Saturday, March 18, 2006

Letter to Mp re English Parliament

Many thanks for your letter dated 15th March 2006. I apologise for the length of this letter in advance. Please do not think I am solely picking on you, I intend to hound the Conservative Party until someone in it grasps the reality of what is now the 21st Century.


Legislative Reform Bill No. 111

This needs fighting tooth and nail. We do not want any Dave ‘consensus’ Cameron nonsense on this issue. If it becomes law it could well make you superfluous as the Government will be able to change laws without reference to Parliament. In fact they will be able to abolish even the holding of General Elections. ‘Bandit’ Blair wants stopping on this one.


English Votes on English Matters

This proposal would be better than the current state of affairs but is in reality nearly unworkable.

Let us assume that Labour has a prick of conscience and they support this idea and it becomes law. Bear the following in mind:

St. Matthew ch.6; v.24 – NO MAN CAN SERVE TWO MASTERS.

About 85% of Westminster’s time is now spent on English only Matters (EOM).

The proposal is for the Speaker to declare an item an EOM.

Currently the Speaker is a Scottish MP – let us assume he is impartial – if he declares an EOM presumably he will have to leave the Chamber and hand over to an English Deputy.

On that basis the current Speaker will be missing for about 85% of the Common’s business. So will he still get paid for NOT doing his job?

Let us say that an EOM is to do with English transport. The current Secretary of State is a Scottish MP. Does that mean he would be unable to introduce or speak about his own Bill?

If he cannot speak about his proposed legislation what use will he be as Secretary of State?

What about a Scottish person who represents an English Constituency – might he/she not end up being accused of being biased?

My objection to Gordon ‘I’m British now’ Brown becoming Prime Minister is that he will have no mandate from any electors to speak about Health, Education, Law & Order etc but the PM’s job is primarily to administer England. Presumably under EOM he would be excluded from the Commons on such occasions.


English Parliament.

Daniel, Daniel, Daniel, with the greatest respect, you, like the vast majority of the Conservative MPs seem to have acquired a set of blue-tinted nostalgia-inducing blinkers. The Conservatives appear to be obsessed with the Union – something that Labour effectively destroyed in 1999 when it set up the Scottish Parliament and Welsh National Assembly (soon to be up-graded).

You cannot have a UNION if members are treated in completely different ways and some have special privileges and the majority do not.

It is clear from Lord Falconer’s speech of 10th March that Devolution was created simply:

To stop Celtic votes drifting away from Labour to nationalistic parties.

To protect the Scots from ever having to suffer a Conservative Government.

To give Labour somewhere to govern if the Conservatives ever win a General Election.

The Conservative Party’s only hope of gaining power is with the overwhelming support of the people of England.

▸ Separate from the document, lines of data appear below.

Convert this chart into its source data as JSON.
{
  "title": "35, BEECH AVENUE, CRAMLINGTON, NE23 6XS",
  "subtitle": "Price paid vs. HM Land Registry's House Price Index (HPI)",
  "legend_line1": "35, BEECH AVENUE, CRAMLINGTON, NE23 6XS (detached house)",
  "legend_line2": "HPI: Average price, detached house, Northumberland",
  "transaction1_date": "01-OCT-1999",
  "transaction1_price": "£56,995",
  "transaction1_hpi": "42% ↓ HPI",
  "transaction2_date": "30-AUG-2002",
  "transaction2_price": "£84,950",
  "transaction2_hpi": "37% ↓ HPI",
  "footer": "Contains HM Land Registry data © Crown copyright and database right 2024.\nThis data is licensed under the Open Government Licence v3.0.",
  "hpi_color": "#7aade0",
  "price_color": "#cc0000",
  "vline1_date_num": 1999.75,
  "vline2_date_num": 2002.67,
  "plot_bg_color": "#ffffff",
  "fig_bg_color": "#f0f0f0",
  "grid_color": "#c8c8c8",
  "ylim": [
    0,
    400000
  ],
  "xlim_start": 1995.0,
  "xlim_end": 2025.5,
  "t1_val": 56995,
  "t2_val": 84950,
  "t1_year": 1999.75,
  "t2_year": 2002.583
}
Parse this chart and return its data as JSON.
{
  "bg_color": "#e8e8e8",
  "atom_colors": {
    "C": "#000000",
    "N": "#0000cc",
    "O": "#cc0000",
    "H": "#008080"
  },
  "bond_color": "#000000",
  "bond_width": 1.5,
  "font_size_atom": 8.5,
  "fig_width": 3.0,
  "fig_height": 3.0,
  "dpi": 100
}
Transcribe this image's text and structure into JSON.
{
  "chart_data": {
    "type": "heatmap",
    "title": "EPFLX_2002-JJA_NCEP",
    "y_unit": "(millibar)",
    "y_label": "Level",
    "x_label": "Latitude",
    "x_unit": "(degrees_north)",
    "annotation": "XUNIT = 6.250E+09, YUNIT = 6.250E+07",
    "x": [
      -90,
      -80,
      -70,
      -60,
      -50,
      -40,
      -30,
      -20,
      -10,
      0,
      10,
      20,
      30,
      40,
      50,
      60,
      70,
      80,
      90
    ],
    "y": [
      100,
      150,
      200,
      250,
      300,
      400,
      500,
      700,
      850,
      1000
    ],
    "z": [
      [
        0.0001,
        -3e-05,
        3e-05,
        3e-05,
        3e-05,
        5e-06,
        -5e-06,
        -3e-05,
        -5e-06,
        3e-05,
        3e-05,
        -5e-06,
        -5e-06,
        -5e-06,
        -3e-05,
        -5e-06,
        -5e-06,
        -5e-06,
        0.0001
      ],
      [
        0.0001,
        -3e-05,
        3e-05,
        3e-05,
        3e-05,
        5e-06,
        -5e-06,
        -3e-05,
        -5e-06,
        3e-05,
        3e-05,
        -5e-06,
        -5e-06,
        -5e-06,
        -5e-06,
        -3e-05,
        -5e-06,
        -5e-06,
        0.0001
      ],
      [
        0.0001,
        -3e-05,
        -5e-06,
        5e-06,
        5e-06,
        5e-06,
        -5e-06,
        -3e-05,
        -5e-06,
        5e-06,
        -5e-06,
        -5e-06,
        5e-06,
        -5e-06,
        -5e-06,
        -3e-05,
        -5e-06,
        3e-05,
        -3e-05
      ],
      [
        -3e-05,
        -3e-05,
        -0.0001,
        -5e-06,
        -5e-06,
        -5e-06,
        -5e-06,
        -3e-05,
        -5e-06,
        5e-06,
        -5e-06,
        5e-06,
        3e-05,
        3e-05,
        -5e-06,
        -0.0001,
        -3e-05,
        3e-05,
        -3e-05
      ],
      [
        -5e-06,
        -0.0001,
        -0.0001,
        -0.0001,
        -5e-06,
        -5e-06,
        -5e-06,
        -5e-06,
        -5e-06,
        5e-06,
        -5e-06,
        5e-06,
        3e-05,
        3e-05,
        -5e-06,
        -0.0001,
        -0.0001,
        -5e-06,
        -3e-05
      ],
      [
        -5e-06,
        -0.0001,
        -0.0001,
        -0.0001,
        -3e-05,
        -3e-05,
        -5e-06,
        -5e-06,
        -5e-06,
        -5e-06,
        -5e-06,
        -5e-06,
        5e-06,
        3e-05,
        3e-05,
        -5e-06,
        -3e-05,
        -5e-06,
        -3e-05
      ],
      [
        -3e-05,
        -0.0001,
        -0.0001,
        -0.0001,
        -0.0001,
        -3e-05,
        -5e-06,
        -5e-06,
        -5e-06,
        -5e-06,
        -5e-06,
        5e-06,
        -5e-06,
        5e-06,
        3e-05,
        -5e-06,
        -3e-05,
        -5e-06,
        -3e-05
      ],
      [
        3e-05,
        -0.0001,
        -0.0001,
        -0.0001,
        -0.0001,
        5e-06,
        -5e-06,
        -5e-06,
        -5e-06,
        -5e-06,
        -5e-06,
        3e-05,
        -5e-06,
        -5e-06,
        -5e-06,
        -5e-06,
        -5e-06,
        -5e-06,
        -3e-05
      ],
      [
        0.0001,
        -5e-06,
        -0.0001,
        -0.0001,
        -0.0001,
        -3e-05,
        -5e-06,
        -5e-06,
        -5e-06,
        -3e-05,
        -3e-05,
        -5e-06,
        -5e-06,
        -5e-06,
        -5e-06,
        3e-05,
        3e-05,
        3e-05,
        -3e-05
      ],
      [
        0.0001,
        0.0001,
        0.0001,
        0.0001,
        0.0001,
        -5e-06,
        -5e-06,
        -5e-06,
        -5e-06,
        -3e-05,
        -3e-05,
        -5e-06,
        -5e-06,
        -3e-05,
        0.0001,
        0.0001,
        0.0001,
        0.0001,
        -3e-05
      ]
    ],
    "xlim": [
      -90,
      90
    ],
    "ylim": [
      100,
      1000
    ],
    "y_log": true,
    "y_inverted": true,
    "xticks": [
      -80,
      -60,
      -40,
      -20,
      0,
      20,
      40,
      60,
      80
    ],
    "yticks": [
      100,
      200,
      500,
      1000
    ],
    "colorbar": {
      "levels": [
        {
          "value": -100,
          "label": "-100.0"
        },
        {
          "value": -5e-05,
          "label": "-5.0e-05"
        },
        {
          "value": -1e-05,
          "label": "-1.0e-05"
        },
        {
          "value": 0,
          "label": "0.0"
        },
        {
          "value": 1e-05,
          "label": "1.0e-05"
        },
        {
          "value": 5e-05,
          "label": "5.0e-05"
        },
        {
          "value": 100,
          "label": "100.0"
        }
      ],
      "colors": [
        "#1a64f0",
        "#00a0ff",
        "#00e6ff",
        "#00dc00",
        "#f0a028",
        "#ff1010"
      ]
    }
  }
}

At the last Election you gained – 16% of the vote in Scotland and 21% in Wales, as compared to 36% in England.

You have a long way to go to get your vote in the Celtic regions up to anywhere near that achieved in England. In Scotland you may well have to wait 70 years before the rabid anti-Thatcher electorate die out. Even if the Conservatives could get back to merely the 1992 position in Scotland it would need to increase its percentage of votes cast by 66% above the 2005 outcome. If that was achieved you would still only have 8 seats in Scotland (pro rata 1992 result) and 6 seats in Wales.

In order to form a UK Government under the present structure you need 324 MPs – giving the minimum possible majority of 2. That means you need 310 English MPs, making you fundamentally an English government/party. Should this glorious day ever happen however you will still NOT be governing Scotland or Wales as they have already been ‘hived-off’ by Labour just to cover such eventuality.

The Conservative Party has already said in the past it has no intentions of undoing Devolution. I have no doubt that the vacuous Dave ‘consensus’ Cameron, who wants to be great mates with everybody, is not going to go down the road to scrapping Devolution.

The recent antics of ‘Bandit’ Blair and his ‘scumbag’ party have confirmed to a huge slice of the electorate that all politicians are crooks, rogues and mountebanks. The threat to the Conservative Party’s hopes, as I see it, is therefore voter apathy or a switch to smaller parties like UKIP, BNP, or the Greens. Your best hope of Government is to get an English Parliament where you are more than likely to get a majority.